I was tucking the boys into bed tonight when L1 casually mentioned: “We throwed our frisbees over the fence.”

Me: You WHAT???

L1: “We throwed the frisbees over the fence.  We tried to throw the t-ball set over the fence too, but it wouldn’t go.  Just the balls.”

Me: Which fence?!?  (Our yard borders four different yards.)

L1: “The backyard fence.”

I headed down to tell MrA… “Um… the boys threw the frisbees over the fence.”   We headed to the back fence to take a look.  Sure enough, a slat had been knocked down from the 6′ privacy fence and we could see three frisbees, two t-balls, two empty animal cracker containers, an empty apple sauce jar, and two 2x4s lying in Mr. Neighbor’s yard.

I returned to the boy’s room and asked them about the damaged fence.

L1: “The fence was a little damaged. So we damaged it just a little bit so we could get our frisbees.”

Me: What about the big pieces of wood?  Did you throw those over the fence or put them through the fence?

L1: “Through the fence. We were using them to try to push the fence down.  We were trying to get the frisbees, but we couldn’t get them through the hole, so we were using the big pieces of wood to push the fence down.”

MrA and I cracked up with laughter once out of the boys’ room and went to figure out a plan.  Mr. Neighbor’s lights were still on, so we dropped him a quick text.  Amiable as usual, he met us at the fence and proceeded to gather up frisbees, balls, and containers and pass them back over the fence to us.  We had already pulled the 2x4s back through the fence and returned them to their rightful spot in the scrap lumber pile.  MrA had brought a hammer, so we nailed the fence board back into place as we laughed a bit more over little boy antics.

Then we went back to the boys’ room for a long, somber lecture on not throwing things over fences and not damaging fences and not pushing over fences.

Boys tucked in, we left the room… and laughed again.

Like Someone is Splashing Me

Boys in bathtub.  Bloodcurdling screams from L1. Mother enters and intervenes.
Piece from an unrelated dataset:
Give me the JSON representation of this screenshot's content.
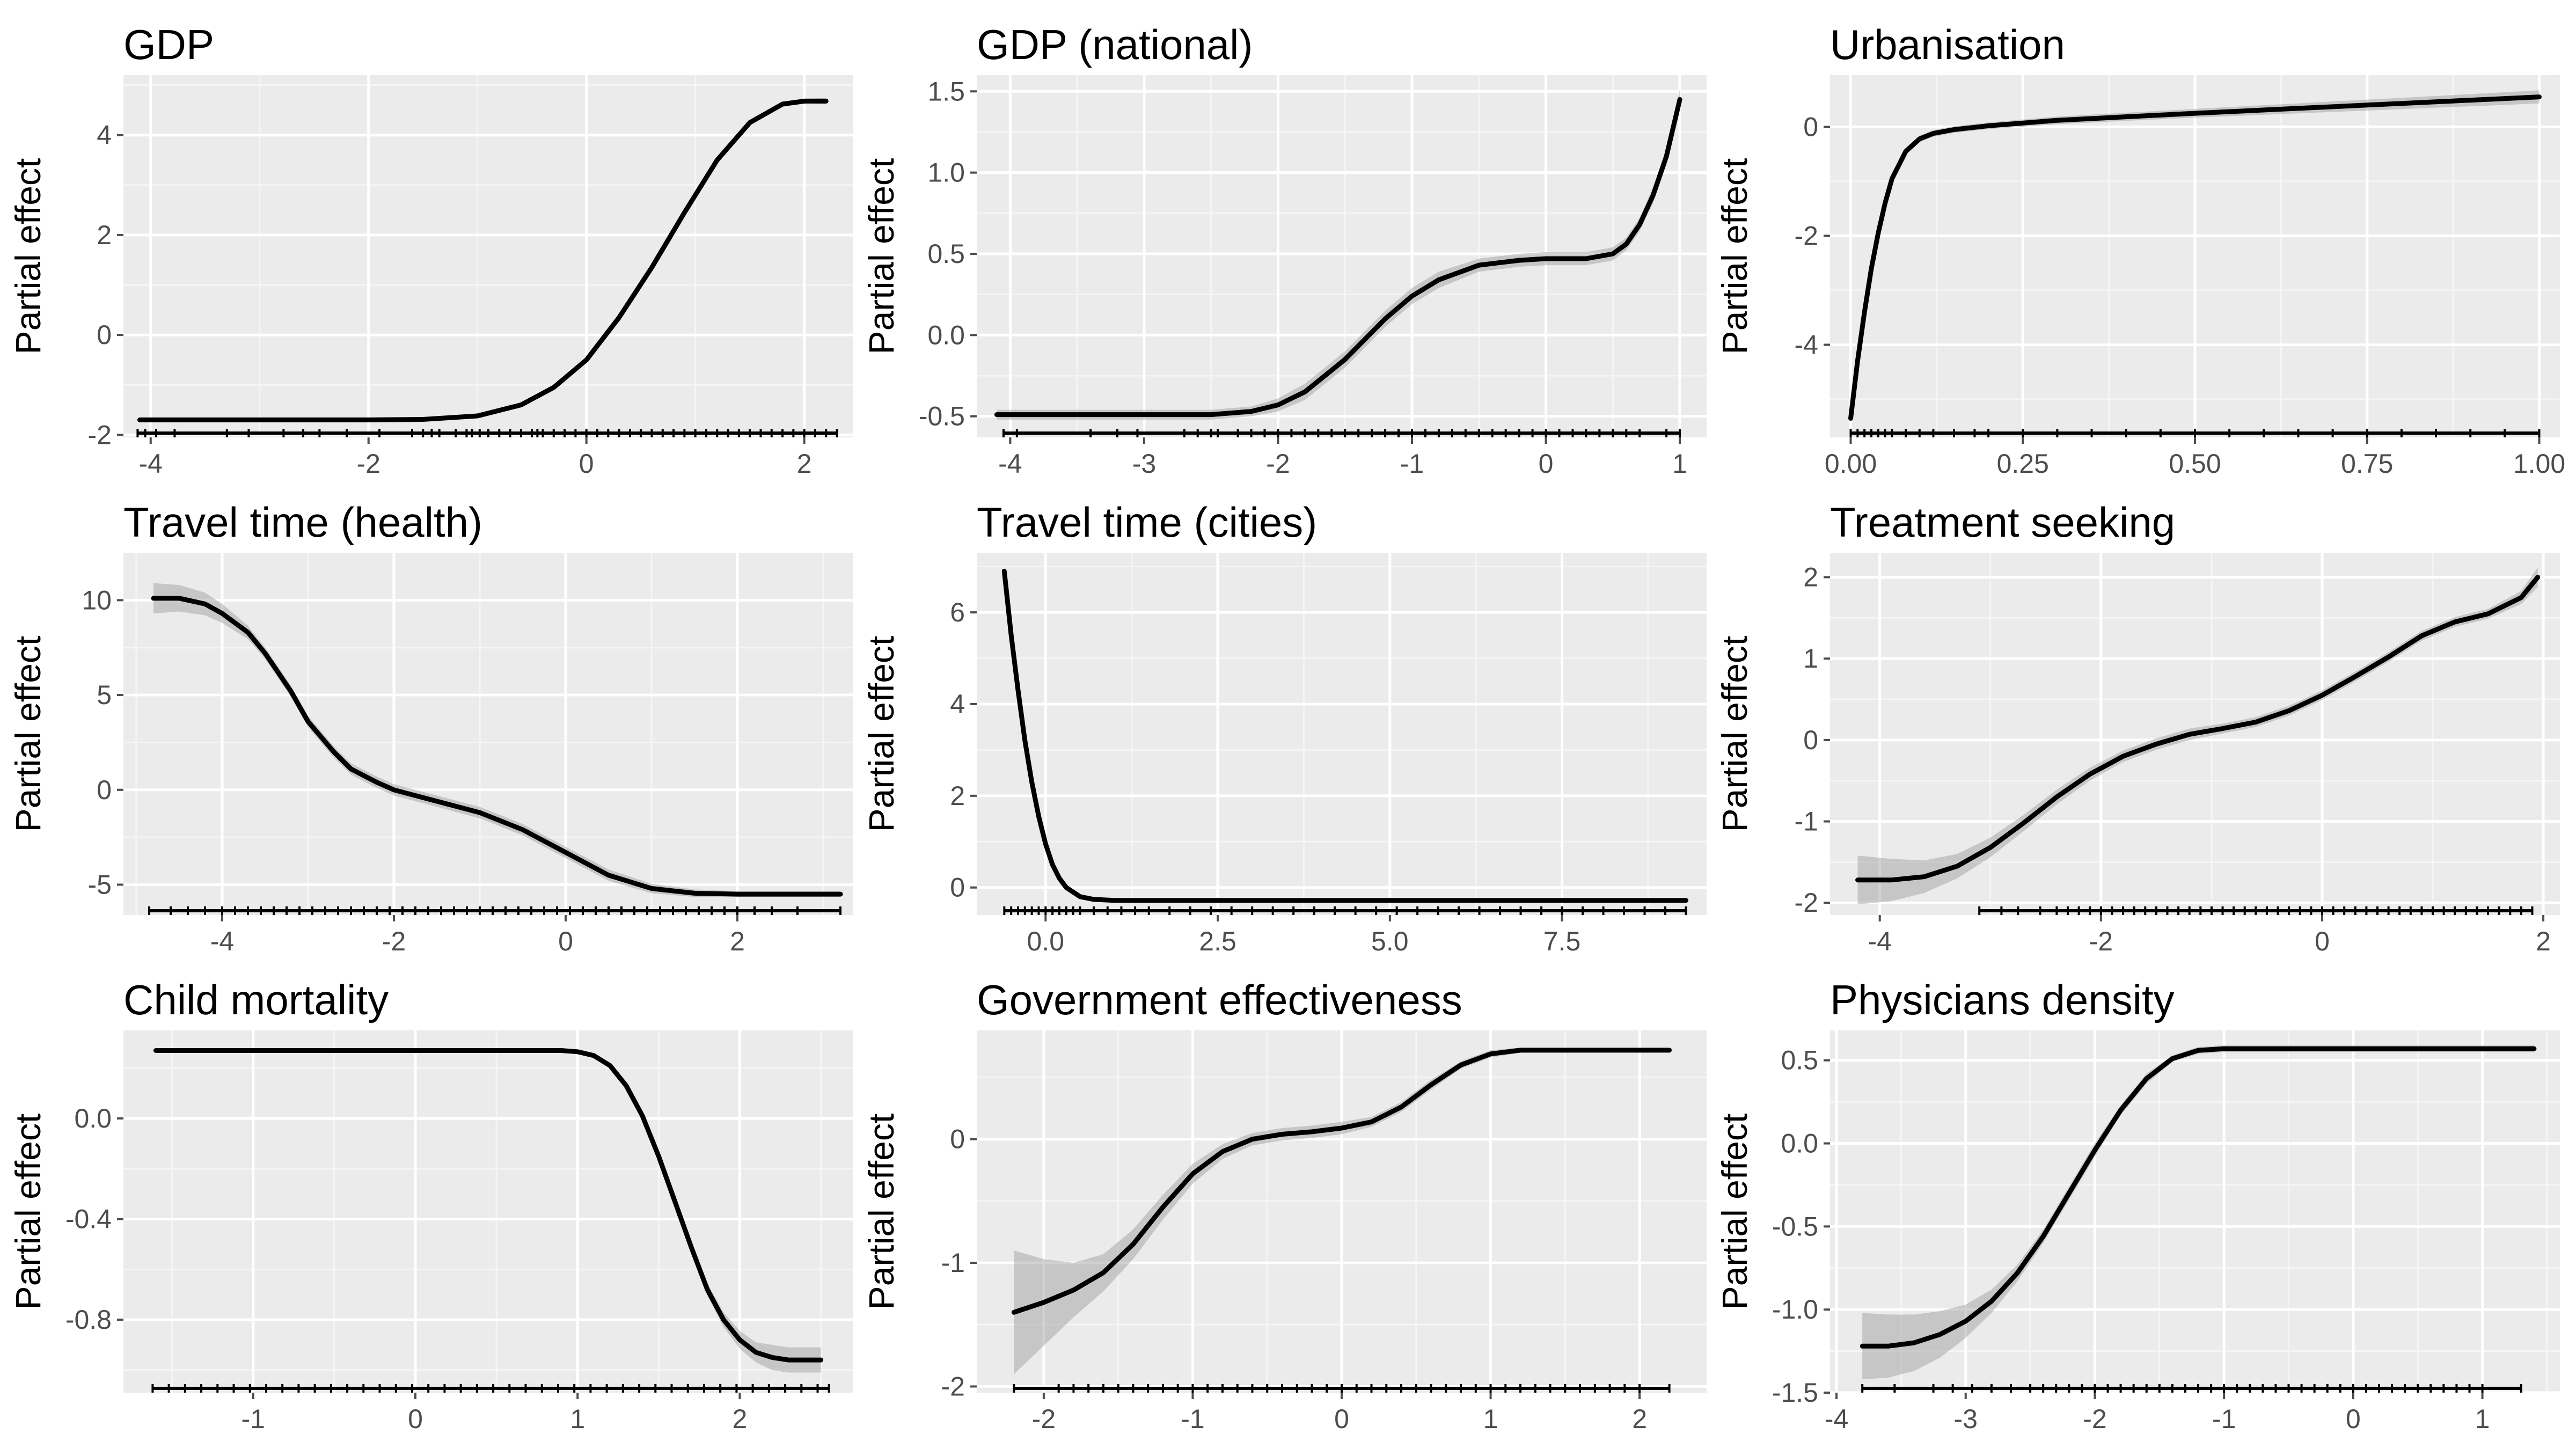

Me to L1: Next time you can say, “L2, stop splashing me please.”  That works much better than screaming like…. me trails off, about to say “like someone is murdering you,” but I didn’t want to have to introduce or explain the phrase.

L1 fills in: …like someone is splashing me.

Dancing lights

L1 as we turned on a florescent light fixture that flickered several times before becoming steady: Mommy? Why was the light dancing?

Runaway words

L1 was frustrated with the music book not staying open on the piano music holder and was trying to express his frustration, but didn’t really know all the right words to express that the music book kept closing and the music holder on the piano kept folding up on him and making it harder.  Finally, he broke down in complete frustration and said,

Mommy!  I’m trying to use words, but my words keep running away from me!  I can’t find them.  They just keep running away from me!

Too Bigger!

L2 (while strapped in his car seat and futilely trying to reach a toy on the floor of the van): My arms are too bigger!  Ugh!  My arms are too bigger!

Me: Your arms are too short?

L2: No! My arms are too bigger!

Moving the Baby

Me: What have I told you about moving the baby?!?
L1: Don’t pick up the baby without asking mommy!
Me: Thank you!! You need to remember that!!!
L1: But I didn’t carry him this time. I slid him!

Talking to Noah

L2 was chatting away like crazy in his peapod at nap time. I caught a few words here and there including “ark” and “animals,” but poked my head in and reminded him to be quiet.

L2: But Mommy, I was talking to Noah!